What the Internet has always shown me is its somehow seamless ability to acculturate global interaction with progressive social movements rapidly, while at the same time highlighting and magnifying its role with uplifting and propagating structural and institutional racism. It’s great to see Cosmopolitan have black women grace their covers and it’s puzzling to see something next to it like 21 Beauty Trends That Need to Die and it’s all styles represented by the same black women. It’s great on one hand that Facebook provides a way for its users to report problematic and offensive material on the site. On the other hand, it blows my mind that problematic and offensive people can abuse this tool to silence and eradicate the presence of those this feature was meant to protect. And with the outsourcing of most IT work to countries with workers who aren’t English-proficient, much less having a clue to the cultural nuances of American culture, there is no true way to combat this affront.

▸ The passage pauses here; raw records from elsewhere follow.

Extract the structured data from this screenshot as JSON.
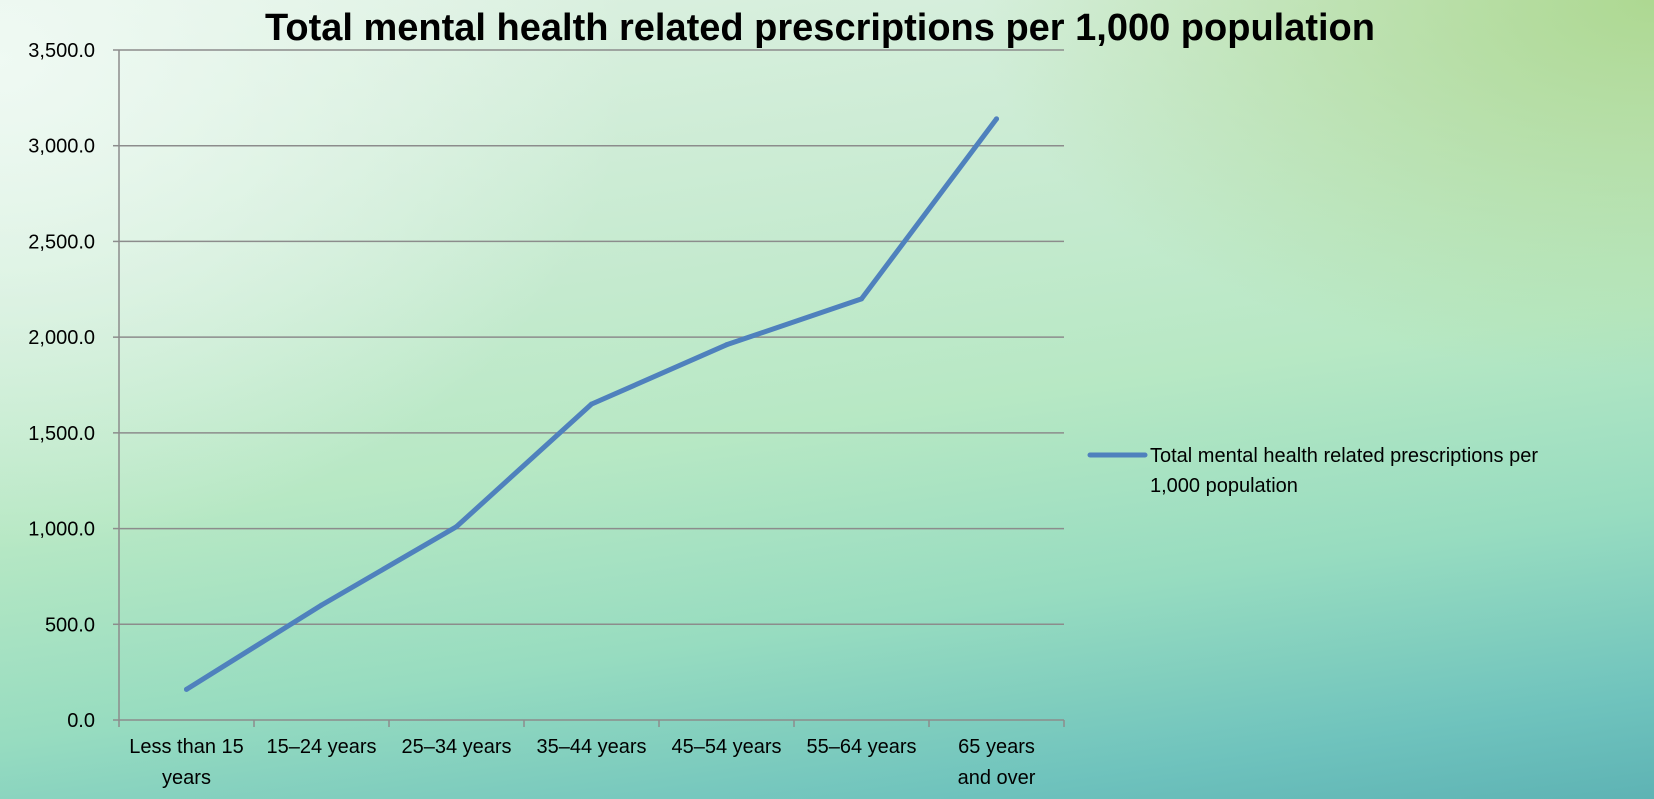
{
  "chart_data": {
    "type": "line",
    "title": "Total mental health related prescriptions per 1,000 population",
    "xlabel": "",
    "ylabel": "",
    "categories": [
      [
        "Less than 15",
        "years"
      ],
      [
        "15–24 years"
      ],
      [
        "25–34 years"
      ],
      [
        "35–44 years"
      ],
      [
        "45–54 years"
      ],
      [
        "55–64 years"
      ],
      [
        "65 years",
        "and over"
      ]
    ],
    "series": [
      {
        "name": "Total mental health related prescriptions per 1,000 population",
        "color": "#4f81bd",
        "values": [
          160,
          600,
          1010,
          1650,
          1960,
          2200,
          3140
        ]
      }
    ],
    "ylim": [
      0,
      3500
    ],
    "yticks": [
      0,
      500,
      1000,
      1500,
      2000,
      2500,
      3000,
      3500
    ],
    "ytick_labels": [
      "0.0",
      "500.0",
      "1,000.0",
      "1,500.0",
      "2,000.0",
      "2,500.0",
      "3,000.0",
      "3,500.0"
    ],
    "grid": true,
    "legend": {
      "position": "right",
      "lines": [
        "Total mental health related prescriptions per",
        "1,000 population"
      ]
    }
  }
}
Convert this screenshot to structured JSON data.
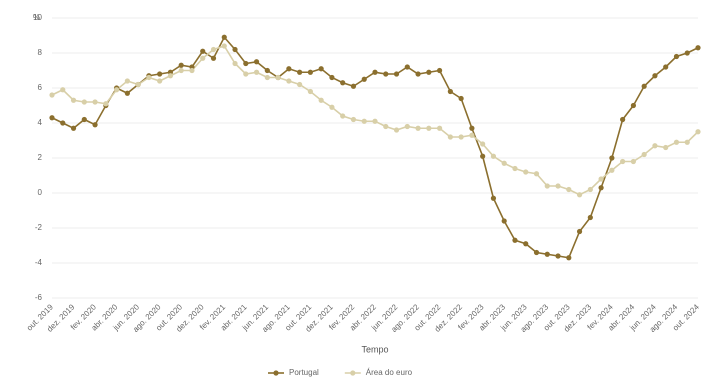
{
  "chart_data": {
    "type": "line",
    "y_unit": "%",
    "x_label": "Tempo",
    "categories": [
      "out. 2019",
      null,
      "dez. 2019",
      null,
      "fev. 2020",
      null,
      "abr. 2020",
      null,
      "jun. 2020",
      null,
      "ago. 2020",
      null,
      "out. 2020",
      null,
      "dez. 2020",
      null,
      "fev. 2021",
      null,
      "abr. 2021",
      null,
      "jun. 2021",
      null,
      "ago. 2021",
      null,
      "out. 2021",
      null,
      "dez. 2021",
      null,
      "fev. 2022",
      null,
      "abr. 2022",
      null,
      "jun. 2022",
      null,
      "ago. 2022",
      null,
      "out. 2022",
      null,
      "dez. 2022",
      null,
      "fev. 2023",
      null,
      "abr. 2023",
      null,
      "jun. 2023",
      null,
      "ago. 2023",
      null,
      "out. 2023",
      null,
      "dez. 2023",
      null,
      "fev. 2024",
      null,
      "abr. 2024",
      null,
      "jun. 2024",
      null,
      "ago. 2024",
      null,
      "out. 2024"
    ],
    "series": [
      {
        "name": "Portugal",
        "color": "#8b6f2e",
        "values": [
          4.3,
          4.0,
          3.7,
          4.2,
          3.9,
          5.0,
          6.0,
          5.7,
          6.2,
          6.7,
          6.8,
          6.9,
          7.3,
          7.2,
          8.1,
          7.7,
          8.9,
          8.2,
          7.4,
          7.5,
          7.0,
          6.6,
          7.1,
          6.9,
          6.9,
          7.1,
          6.6,
          6.3,
          6.1,
          6.5,
          6.9,
          6.8,
          6.8,
          7.2,
          6.8,
          6.9,
          7.0,
          5.8,
          5.4,
          3.7,
          2.1,
          -0.3,
          -1.6,
          -2.7,
          -2.9,
          -3.4,
          -3.5,
          -3.6,
          -3.7,
          -2.2,
          -1.4,
          0.3,
          2.0,
          4.2,
          5.0,
          6.1,
          6.7,
          7.2,
          7.8,
          8.0,
          8.3
        ]
      },
      {
        "name": "Área do euro",
        "color": "#d8cfa8",
        "values": [
          5.6,
          5.9,
          5.3,
          5.2,
          5.2,
          5.1,
          5.9,
          6.4,
          6.2,
          6.6,
          6.4,
          6.7,
          7.0,
          7.0,
          7.7,
          8.2,
          8.4,
          7.4,
          6.8,
          6.9,
          6.6,
          6.6,
          6.4,
          6.2,
          5.8,
          5.3,
          4.9,
          4.4,
          4.2,
          4.1,
          4.1,
          3.8,
          3.6,
          3.8,
          3.7,
          3.7,
          3.7,
          3.2,
          3.2,
          3.3,
          2.8,
          2.1,
          1.7,
          1.4,
          1.2,
          1.1,
          0.4,
          0.4,
          0.2,
          -0.1,
          0.2,
          0.8,
          1.3,
          1.8,
          1.8,
          2.2,
          2.7,
          2.6,
          2.9,
          2.9,
          3.5
        ]
      }
    ],
    "ylim": [
      -6,
      10
    ],
    "yticks": [
      -6,
      -4,
      -2,
      0,
      2,
      4,
      6,
      8,
      10
    ],
    "grid": true,
    "legend": "bottom"
  }
}
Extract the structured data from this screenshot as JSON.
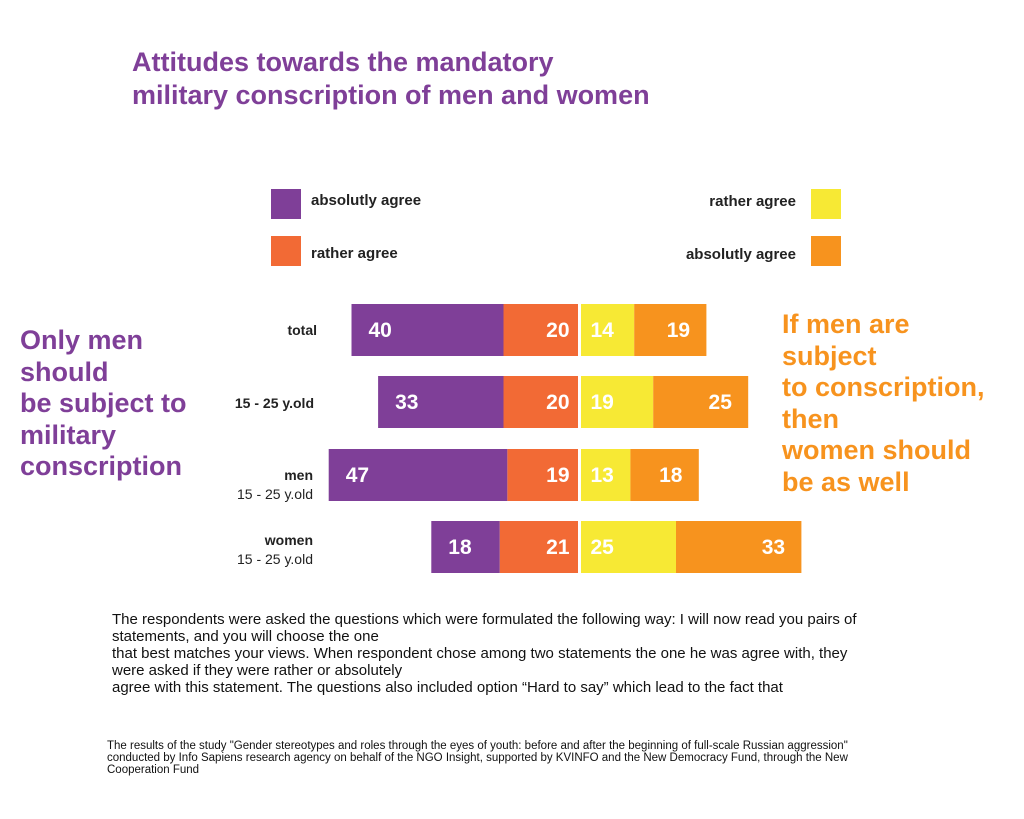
{
  "title": {
    "line1": "Attitudes towards the mandatory",
    "line2": "military conscription of men and women"
  },
  "legend": {
    "left": [
      {
        "label": "absolutly agree",
        "color": "#7f3f98"
      },
      {
        "label": "rather agree",
        "color": "#f26a35"
      }
    ],
    "right": [
      {
        "label": "rather agree",
        "color": "#f7e934"
      },
      {
        "label": "absolutly agree",
        "color": "#f7931e"
      }
    ]
  },
  "side_left": {
    "lines": [
      "Only men",
      "should",
      "be subject to",
      "military",
      "conscription"
    ]
  },
  "side_right": {
    "lines": [
      "If men are",
      "subject",
      "to conscription,",
      "then",
      "women should",
      "be as well"
    ]
  },
  "rows": [
    {
      "main": "total",
      "sub": ""
    },
    {
      "main": "15 - 25 y.old",
      "sub": ""
    },
    {
      "main": "men",
      "sub": "15 - 25 y.old"
    },
    {
      "main": "women",
      "sub": "15 - 25 y.old"
    }
  ],
  "chart_data": {
    "type": "bar",
    "orientation": "horizontal-diverging",
    "categories": [
      "total",
      "15 - 25 y.old",
      "men 15 - 25 y.old",
      "women 15 - 25 y.old"
    ],
    "series": [
      {
        "name": "absolutly agree",
        "side": "left",
        "color": "#7f3f98",
        "values": [
          40,
          33,
          47,
          18
        ]
      },
      {
        "name": "rather agree",
        "side": "left",
        "color": "#f26a35",
        "values": [
          20,
          20,
          19,
          21
        ]
      },
      {
        "name": "rather agree",
        "side": "right",
        "color": "#f7e934",
        "values": [
          14,
          19,
          13,
          25
        ]
      },
      {
        "name": "absolutly agree",
        "side": "right",
        "color": "#f7931e",
        "values": [
          19,
          25,
          18,
          33
        ]
      }
    ]
  },
  "note": {
    "lines": [
      "The respondents were asked the questions which were formulated the following way: I will now read you pairs of",
      "statements, and you will choose the one",
      "that best matches your views. When respondent chose among two statements the one he was agree with, they",
      "were asked if they were rather or absolutely",
      "agree with this statement. The questions also included option “Hard to say” which lead to the fact that"
    ]
  },
  "source": {
    "lines": [
      "The results of the study \"Gender stereotypes and roles through the eyes of youth: before and after the beginning of full-scale Russian aggression\"",
      "conducted by Info Sapiens research agency on behalf of the NGO Insight, supported by KVINFO and the New Democracy Fund, through the New",
      "Cooperation Fund"
    ]
  }
}
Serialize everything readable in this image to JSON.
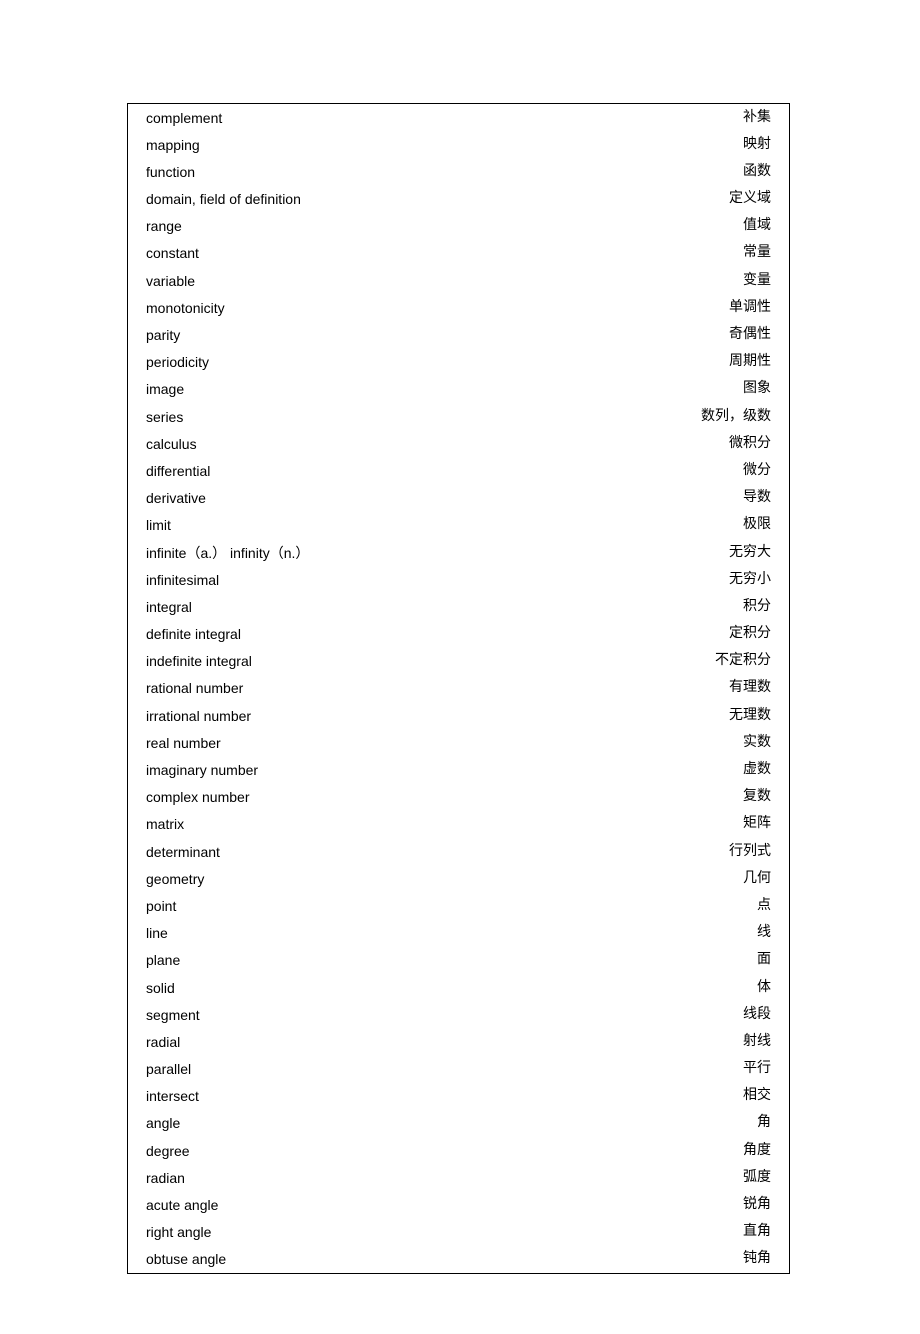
{
  "table": {
    "rows": [
      {
        "en": "complement",
        "zh": "补集"
      },
      {
        "en": "mapping",
        "zh": "映射"
      },
      {
        "en": "function",
        "zh": "函数"
      },
      {
        "en": "domain, field of definition",
        "zh": "定义域"
      },
      {
        "en": "range",
        "zh": "值域"
      },
      {
        "en": "constant",
        "zh": "常量"
      },
      {
        "en": "variable",
        "zh": "变量"
      },
      {
        "en": "monotonicity",
        "zh": "单调性"
      },
      {
        "en": "parity",
        "zh": "奇偶性"
      },
      {
        "en": "periodicity",
        "zh": "周期性"
      },
      {
        "en": "image",
        "zh": "图象"
      },
      {
        "en": "series",
        "zh": "数列，级数"
      },
      {
        "en": "calculus",
        "zh": "微积分"
      },
      {
        "en": "differential",
        "zh": "微分"
      },
      {
        "en": "derivative",
        "zh": "导数"
      },
      {
        "en": "limit",
        "zh": "极限"
      },
      {
        "en": "infinite（a.）  infinity（n.）",
        "zh": "无穷大"
      },
      {
        "en": "infinitesimal",
        "zh": "无穷小"
      },
      {
        "en": "integral",
        "zh": "积分"
      },
      {
        "en": "definite integral",
        "zh": "定积分"
      },
      {
        "en": "indefinite integral",
        "zh": "不定积分"
      },
      {
        "en": "rational number",
        "zh": "有理数"
      },
      {
        "en": "irrational number",
        "zh": "无理数"
      },
      {
        "en": "real number",
        "zh": "实数"
      },
      {
        "en": "imaginary number",
        "zh": "虚数"
      },
      {
        "en": "complex number",
        "zh": "复数"
      },
      {
        "en": "matrix",
        "zh": "矩阵"
      },
      {
        "en": "determinant",
        "zh": "行列式"
      },
      {
        "en": "geometry",
        "zh": "几何"
      },
      {
        "en": "point",
        "zh": "点"
      },
      {
        "en": "line",
        "zh": "线"
      },
      {
        "en": "plane",
        "zh": "面"
      },
      {
        "en": "solid",
        "zh": "体"
      },
      {
        "en": "segment",
        "zh": "线段"
      },
      {
        "en": "radial",
        "zh": "射线"
      },
      {
        "en": "parallel",
        "zh": "平行"
      },
      {
        "en": "intersect",
        "zh": "相交"
      },
      {
        "en": "angle",
        "zh": "角"
      },
      {
        "en": "degree",
        "zh": "角度"
      },
      {
        "en": "radian",
        "zh": "弧度"
      },
      {
        "en": "acute angle",
        "zh": "锐角"
      },
      {
        "en": "right angle",
        "zh": "直角"
      },
      {
        "en": "obtuse angle",
        "zh": "钝角"
      }
    ]
  }
}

When Blac Chyna put on Wack-O-Wax lips as her statement on the #KylieJennerchallenge

The ban is off now – I have nothing to cry about for the time being – I’m free to use this website again until my blackness offends another person enough that they decide my presence needs to be muted and erased again. In the meantime, as I turn on the comments to see the hate coming my way, I guess the best way to leave would be to spotlight the words of the great American cultural critic Paul Mooney when he said so eloquently, “Everybody wanna be a nigga, but nobody wanna be a nigga.”